Hoy, la atención a las personas con diversidad funcional va tomando mayor entidad, mejoras en la adaptabilidad y en el campo médico e incluso en la educación y formación especial. Sin embargo, todos estos cambios continúan remarcando como único parámetro, lo bio-fisiológico como desviación o patología, es decir, el déficit y la minusvalía, la diferencia y no lo común, la discapacidad y no la capacidad. Por lo que se centra en el enfoque rehabilitador y médico, pero no en el ámbito social, político y cultural.

 
La misma cultura capitalista que nos ha traído el mito de que el progreso es un crecimiento sin límites, rechaza al cuerpo físico porque es el que nos marca los límites. No tolera que el cuerpo envejezca, enferme y muera, y se invisibiliza, margina, silencia y criminaliza el verdadero cuerpo: el que tiene arrugas, el que tiene grasas, el que tiene deformidades y discapacidades. Incluso a los grandes deportistas con diversidad funcional se les niega la profesionalidad deportiva y a todo logro, éxito o entrega que obtienen se les tilda de “espíritu de superación”, remarcando únicamente la discapacidad. 
 
Sólo se pone el énfasis en lo biológicamente imperfecto que hay que solucionar y restaurar, «rehabilitar, «integrar» para que la persona siga unos patrones de “normalidad” que, en realidad no existe, y que ni siquiera sigue un patrón cuantitativo o es «lo que más se da», ya que sigue unas relaciones de poder bastante más complejas.
La única realidad es que el mundo de cada uno no es más que un sitio donde vivir la propia identidad. Cada uno tiene un mundo y lo construye de un modo diferente a como otros construyen el suyo, y la diferencia entraña en una potencia creativa en la manera de ser física, sensorial, psicológica y socialmente, que se debe destacar. Muchos sordos, por ejemplo, utilizan la mayúscula para hablar de losSordos como cultura y las minúsculas para referirse a la sordos en general.

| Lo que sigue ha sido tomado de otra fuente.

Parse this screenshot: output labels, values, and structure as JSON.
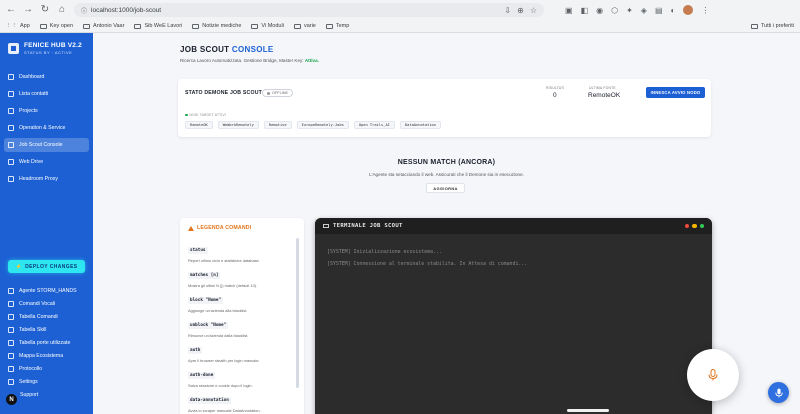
{
  "browser": {
    "url": "localhost:1000/job-scout",
    "bookmarks": [
      "App",
      "Key open",
      "Antonio Vaar",
      "Sib WeE Lavori",
      "Notizie mediche",
      "Vi Moduli",
      "varie",
      "Temp"
    ],
    "all_bookmarks": "Tutti i preferiti"
  },
  "sidebar": {
    "brand": "FENICE HUB V2.2",
    "brand_sub": "STATUS BY · ACTIVE",
    "items": [
      {
        "label": "Dashboard"
      },
      {
        "label": "Lista contatti"
      },
      {
        "label": "Projects"
      },
      {
        "label": "Operation & Service"
      },
      {
        "label": "Job Scout Console"
      },
      {
        "label": "Web Drive"
      },
      {
        "label": "Headroom Proxy"
      }
    ],
    "active_index": 4,
    "deploy_label": "DEPLOY CHANGES",
    "bottom_items": [
      {
        "label": "Agente STORM_HANDS"
      },
      {
        "label": "Comandi Vocali"
      },
      {
        "label": "Tabella Comandi"
      },
      {
        "label": "Tabella Skill"
      },
      {
        "label": "Tabella porte utilizzate"
      },
      {
        "label": "Mappa Ecosistema"
      },
      {
        "label": "Protocollo"
      },
      {
        "label": "Settings"
      },
      {
        "label": "Support"
      }
    ],
    "n_badge": "N"
  },
  "page": {
    "title_main": "JOB SCOUT",
    "title_accent": "CONSOLE",
    "subtitle": "Ricerca Lavoro Automatizzata. Gestione Bridge, Master Key:",
    "subtitle_status": "Attiva."
  },
  "status_card": {
    "label": "STATO DEMONE JOB SCOUT",
    "state": "OFFLINE",
    "matches_label": "RISULTATI",
    "matches_value": "0",
    "source_label": "ULTIMA FONTE",
    "source_value": "RemoteOK",
    "button_label": "INNESCA AVVIO NODO",
    "targets_label": "NODI TARGET ATTIVI",
    "targets": [
      "RemoteOK",
      "WeWorkRemotely",
      "Remotive",
      "EuropeRemotely.Jobs",
      "Open Trails_AI",
      "DataAnnotation"
    ]
  },
  "empty_state": {
    "title": "NESSUN MATCH (ANCORA)",
    "text": "L'Agente sta setacciando il web. Assicurati che il Demone sia in esecuzione.",
    "button": "AGGIORNA"
  },
  "legend": {
    "title": "LEGENDA COMANDI",
    "commands": [
      {
        "name": "status",
        "desc": "Report ultimo ciclo e statistiche database."
      },
      {
        "name": "matches [n]",
        "desc": "Mostra gli ultimi N (|) match (default 10)."
      },
      {
        "name": "block \"Nome\"",
        "desc": "Aggiunge un'azienda alla blacklist."
      },
      {
        "name": "unblock \"Nome\"",
        "desc": "Rimuove un'azienda dalla blacklist."
      },
      {
        "name": "auth",
        "desc": "Apre il browser stealth per login manuale."
      },
      {
        "name": "auth-done",
        "desc": "Salva sessione e cookie dopo il login."
      },
      {
        "name": "data-annotation",
        "desc": "Avvia lo scraper manuale DataAnnotation."
      }
    ]
  },
  "terminal": {
    "title": "TERMINALE JOB SCOUT",
    "lines": [
      "[SYSTEM] Inizializzazione ecosistema...",
      "[SYSTEM] Connessione al terminale stabilita. In Attesa di comandi..."
    ]
  },
  "colors": {
    "sidebar": "#1c60d4",
    "accent": "#1c60d4",
    "deploy": "#2ee6f0",
    "legend_accent": "#e2741a",
    "terminal_bg": "#2c2c2c"
  }
}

Así, una persona sorda se comunica a través de los ojos y mediante signos o señas, mientras que el resto de la población lo hace esencialmente a través de las palabras y el oído. Sin embargo, la función que realizan es la misma: la comunicación. Lo mismo ocurre con una persona con tetraplejia, en vez de utilizar las piernas para desplazarse, hace uso de la silla de ruedas. El término «diversidad funcional» se ajusta a esta realidad. Yendo aún más lejos, algunos/as prefieren utilizar el término «funcionalidad diversa» remarcando el funcionamiento (las funciones biológicas o psíquicas) sobre la diversidad. Es decir, remarcando el empoderamiento, la autodeterminación, el derecho a asumir riesgos… en definitiva, llevar las riendas y ser responsables sobre la propia vida y acciones.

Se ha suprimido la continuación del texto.